Toking, taciturn tenant cited in AZ-So
A man was cited and released for possession of drug paraphernalia on April 20 at 11:16 p.m.
Police responded to the Arizona-Sonora residence hall in reference to the smell of marijuana. When they arrived, they met with two resident assistants who said that they smelled the odor while on rounds.
Police were taken to the room where the odor was coming from. The door was open about an inch and the officer reported that he smelled incense coming from the room. Police knocked on the door, but there was no answer. Then, a man got off the elevator and began to walk toward the room. Police asked him if it was his room. He did not respond. The man walked into the room, so police asked him again if it was his room. He said yes.
As the door opened, officers noted that the smell of marijuana became stronger. Police noticed that there was an incense box on his desk. They told the man to step back into the hallway and speak with the RA staff about using incense, something that is not allowed by Residence life. Officers said they would talk to him about the other issue after.
The man stepped into his doorway but became argumentative with the RAs and police. He told them that they had no right to ask him about anything in his room.
Police noted that the man exhibited signs of recent marijuana use. His eyes would not dilate in the light and his breath smelled of marijuana.
The man then tried to shut the door on police and the RAs. An officer directed him to keep the door open and step into the hallway because the odor of marijuana and incense was coming from his room. The man continued to be argumentative, telling officers that they had “”no legal right to bother”” him. Police explained that they were within their rights to speak with him, but the man attempted to shut the door again.
Because of the odors and the man’s unwillingness to cooperate, police suspected that there was evidence for their investigation in the room. The officer thought that if the man closed the door he might try to throw evidence out the window. So, when the man tried to close the door the officer reached into the room and grabbed the man’s arm. He then pulled the man into the hallway. The man tried to pull away, and the officer yelled at him to sit down.
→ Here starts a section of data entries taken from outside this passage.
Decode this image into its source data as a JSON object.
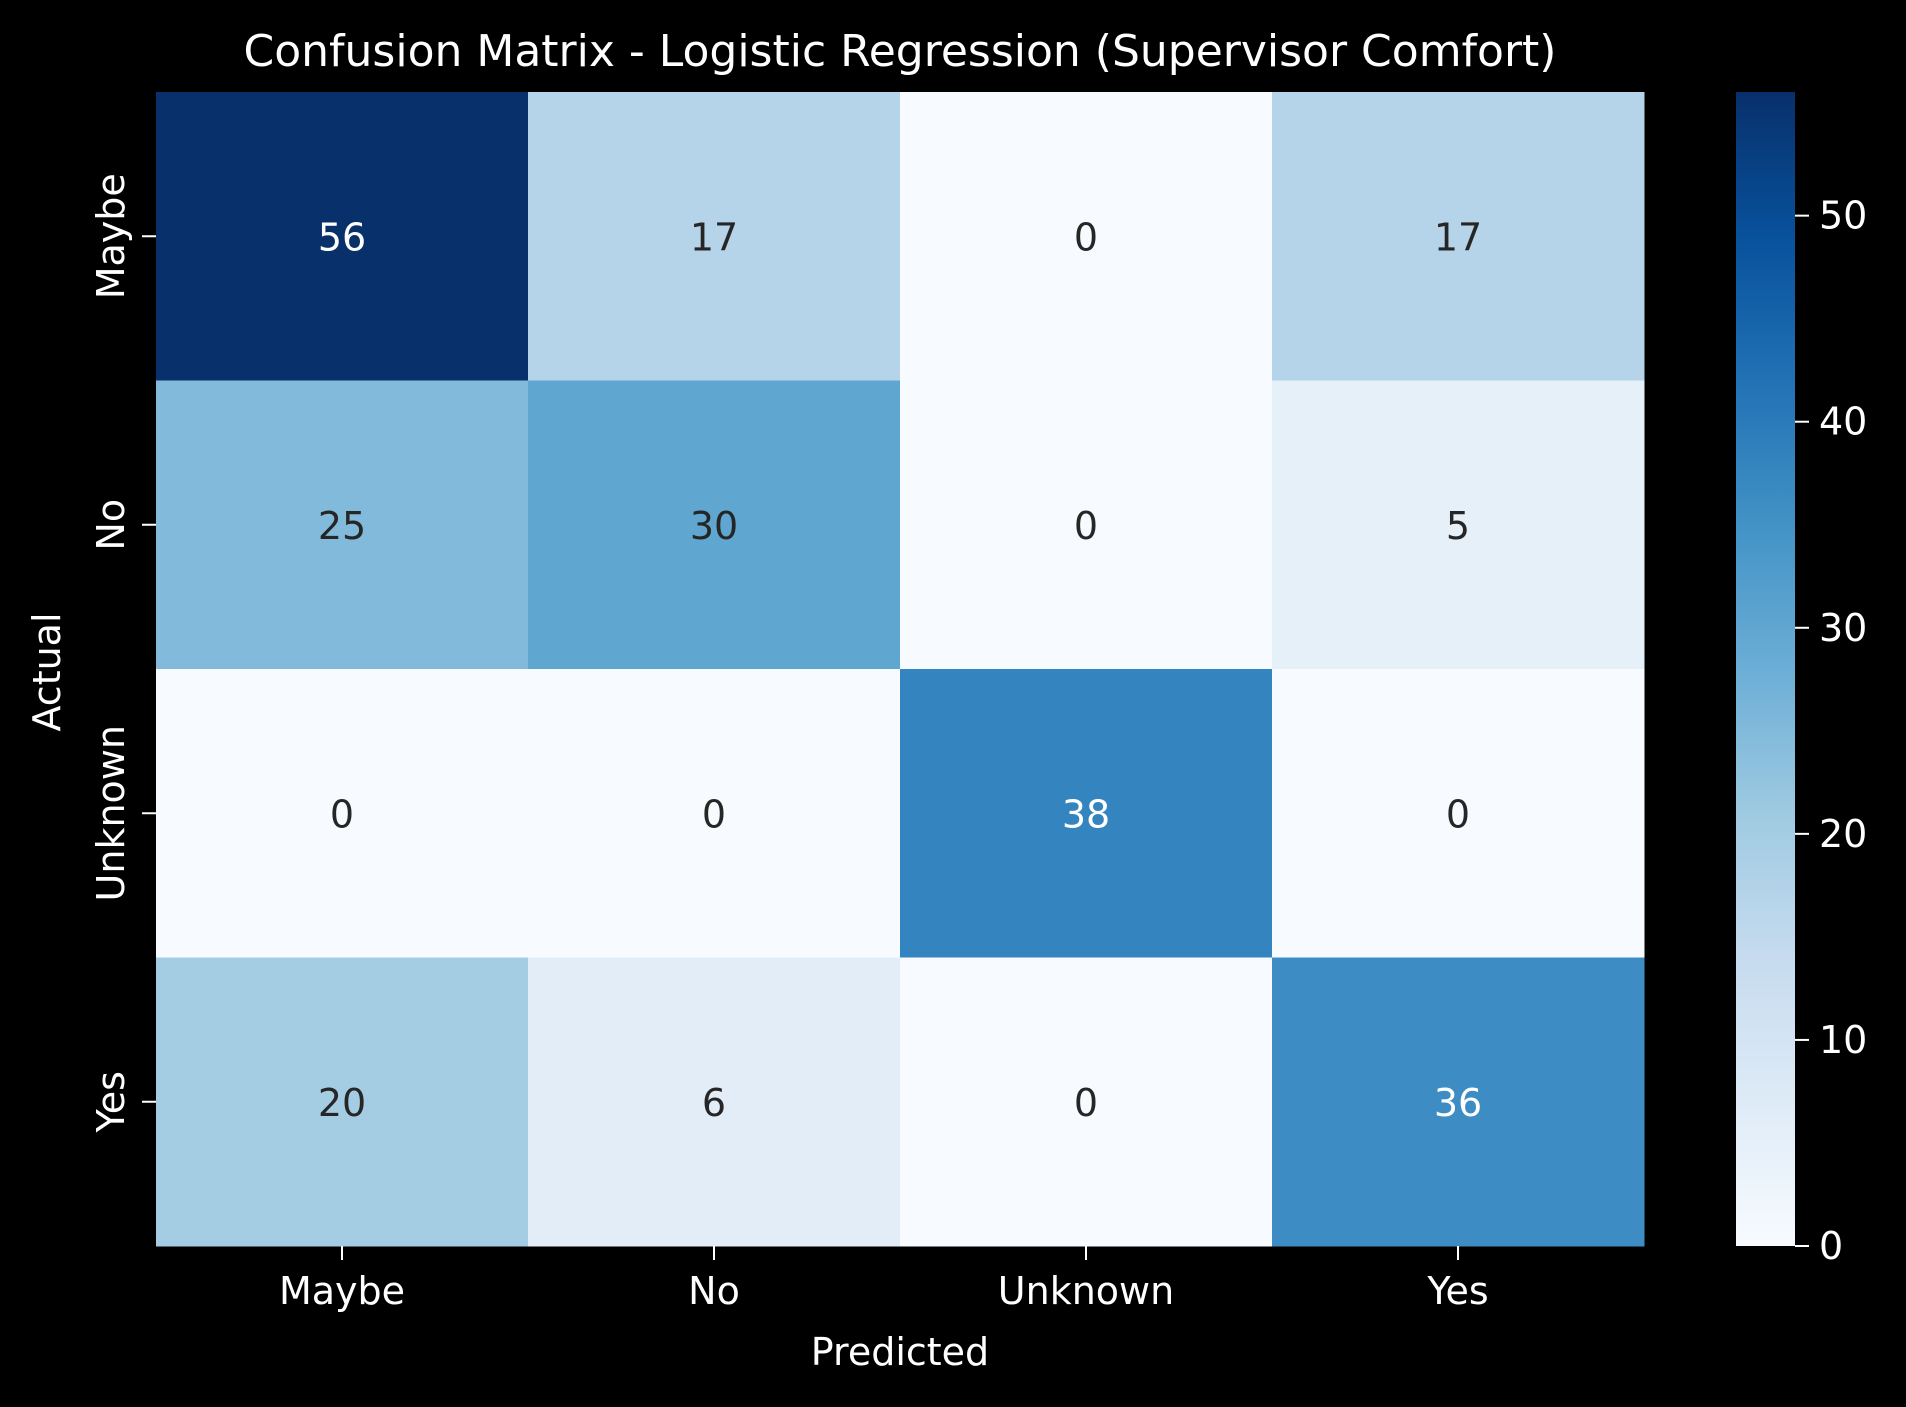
{
  "chart_data": {
    "type": "heatmap",
    "title": "Confusion Matrix - Logistic Regression (Supervisor Comfort)",
    "xlabel": "Predicted",
    "ylabel": "Actual",
    "x_categories": [
      "Maybe",
      "No",
      "Unknown",
      "Yes"
    ],
    "y_categories": [
      "Maybe",
      "No",
      "Unknown",
      "Yes"
    ],
    "values": [
      [
        56,
        17,
        0,
        17
      ],
      [
        25,
        30,
        0,
        5
      ],
      [
        0,
        0,
        38,
        0
      ],
      [
        20,
        6,
        0,
        36
      ]
    ],
    "colorbar": {
      "min": 0,
      "max": 56,
      "ticks": [
        0,
        10,
        20,
        30,
        40,
        50
      ],
      "colormap": "Blues"
    },
    "colors": {
      "background": "#000000",
      "text": "#ffffff",
      "annotation_dark": "#262626",
      "annotation_light": "#ffffff"
    }
  }
}
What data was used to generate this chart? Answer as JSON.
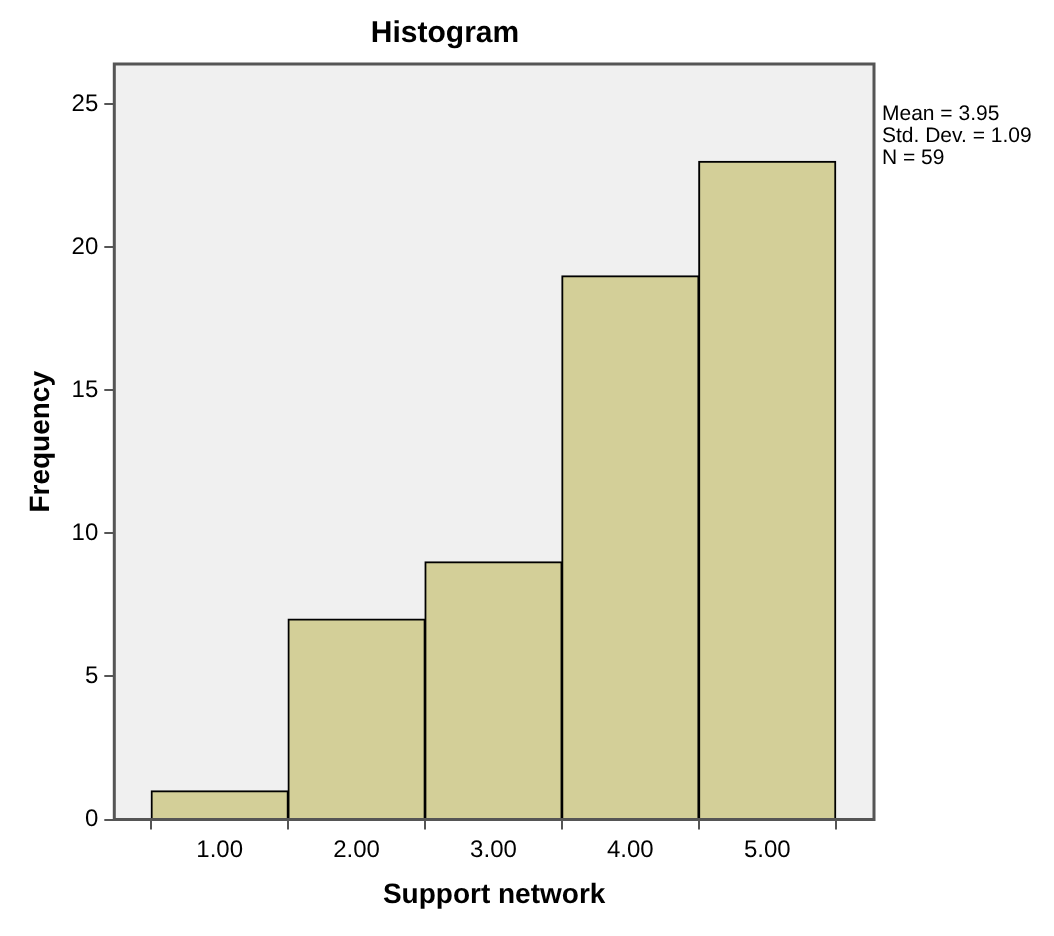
{
  "chart_data": {
    "type": "histogram",
    "title": "Histogram",
    "xlabel": "Support network",
    "ylabel": "Frequency",
    "bins": [
      0.5,
      1.5,
      2.5,
      3.5,
      4.5,
      5.5
    ],
    "values": [
      1,
      7,
      9,
      19,
      23
    ],
    "color": "#d3cf98",
    "xlim": [
      0.23,
      5.78
    ],
    "xticks": [
      {
        "value": 1,
        "label": "1.00"
      },
      {
        "value": 2,
        "label": "2.00"
      },
      {
        "value": 3,
        "label": "3.00"
      },
      {
        "value": 4,
        "label": "4.00"
      },
      {
        "value": 5,
        "label": "5.00"
      }
    ],
    "ylim": [
      0,
      26.4
    ],
    "yticks": [
      0,
      5,
      10,
      15,
      20,
      25
    ],
    "annotations": [
      "Mean = 3.95",
      "Std. Dev. = 1.09",
      "N = 59"
    ],
    "grid": false,
    "legend": false
  }
}
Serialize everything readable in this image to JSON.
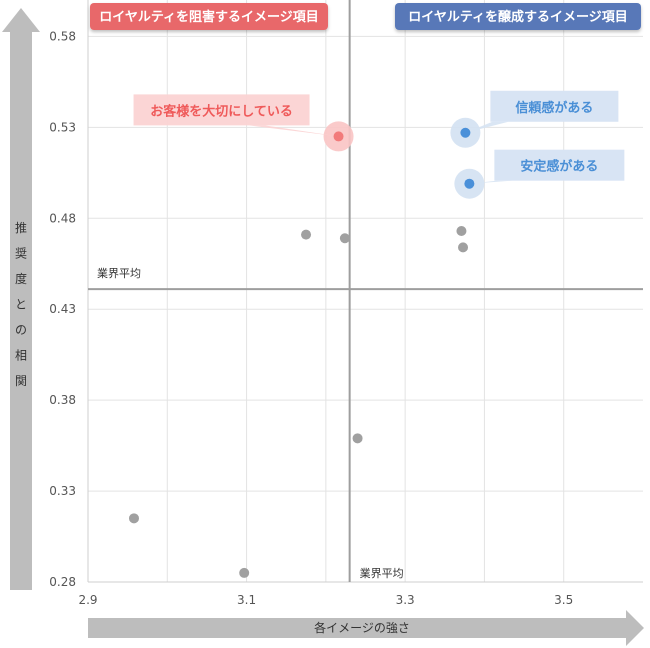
{
  "chart_data": {
    "type": "scatter",
    "xlabel": "各イメージの強さ",
    "ylabel": "推奨度との相関",
    "xlim": [
      2.9,
      3.6
    ],
    "ylim": [
      0.28,
      0.6
    ],
    "x_ticks": [
      "2.9",
      "3.1",
      "3.3",
      "3.5"
    ],
    "x_tick_values": [
      2.9,
      3.1,
      3.3,
      3.5
    ],
    "y_ticks": [
      "0.58",
      "0.53",
      "0.48",
      "0.43",
      "0.38",
      "0.33",
      "0.28"
    ],
    "y_tick_values": [
      0.58,
      0.53,
      0.48,
      0.43,
      0.38,
      0.33,
      0.28
    ],
    "grid": true,
    "average_x": 3.23,
    "average_y": 0.441,
    "average_label_h": "業界平均",
    "average_label_v": "業界平均",
    "quadrant_left_label": "ロイヤルティを阻害するイメージ項目",
    "quadrant_right_label": "ロイヤルティを醸成するイメージ項目",
    "colors": {
      "gray": "#a0a0a0",
      "red": "#f27a7a",
      "blue": "#4a90d9",
      "red_box": "#e8686a",
      "blue_box": "#5878b8"
    },
    "points": [
      {
        "x": 3.216,
        "y": 0.525,
        "color": "red",
        "label": "お客様を大切にしている"
      },
      {
        "x": 3.376,
        "y": 0.527,
        "color": "blue",
        "label": "信頼感がある"
      },
      {
        "x": 3.381,
        "y": 0.499,
        "color": "blue",
        "label": "安定感がある"
      },
      {
        "x": 3.175,
        "y": 0.471,
        "color": "gray",
        "label": ""
      },
      {
        "x": 3.224,
        "y": 0.469,
        "color": "gray",
        "label": ""
      },
      {
        "x": 3.371,
        "y": 0.473,
        "color": "gray",
        "label": ""
      },
      {
        "x": 3.373,
        "y": 0.464,
        "color": "gray",
        "label": ""
      },
      {
        "x": 3.24,
        "y": 0.359,
        "color": "gray",
        "label": ""
      },
      {
        "x": 2.958,
        "y": 0.315,
        "color": "gray",
        "label": ""
      },
      {
        "x": 3.097,
        "y": 0.285,
        "color": "gray",
        "label": ""
      }
    ]
  }
}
The man began jerking his arm away, refusing to sit. The officer got behind the man and forced him to the ground. The man was then handcuffed.
An officer said that she saw a pipe on the windowsill. The man consented to a room search. The man told police that the half of the room where the pipe was, was not his half. The officer asked him if the pipe that was one the window sill was his, even if it was near his roommate’s bed. The man said he would not answer that question. The officer then asked the man if he had sat on his roommate’s bed, opened a window and smoked marijuana. The man told him, “”That’s a fair assumption.”” The officer then asked him if he knew that smoking marijuana could result in an eviction from his dorm. The man told the officer that he did not care because there were only three weeks left anyway.
The other officer returned from searching the man’s room. She located an empty plastic bag that smelled of marijuana, numerous smoking screens on a table near his bed, a glass bong, the marijuana pipe, a small bud of marijuana, a grinder and an ashtray that contained what appeared to be several marijuana roaches.
All of the items were confiscated and the man was cited and released on scene for possession of drug paraphernalia.
Three-time trespasser taken in
A man was arrested for third degree criminal trespassing on April 20 at 4:40 p.m.
Police responded to the area near the Arizona-Sonora residence hall parking lot in reference to a trespasser. When they arrived, police made contact with a police aide who told them he had seen a man who he knew had an exclusionary order from the UA walking around the parking lot.
Police made contact with the man on the south side of UA Liquor. They told him they were there because he had been seen in the parking lot on campus and he was not supposed to be there. The man told police that he was just passing through and he was not causing any problems.
The man was placed under arrest and searched. In his back pocket police found his two previous exclusionary orders from April 13 and April 17, his two citations for criminal trespassing and an in-custody arrest sheet for trespassing.
The man was taken to the Pima County Jail where he was booked on the charges.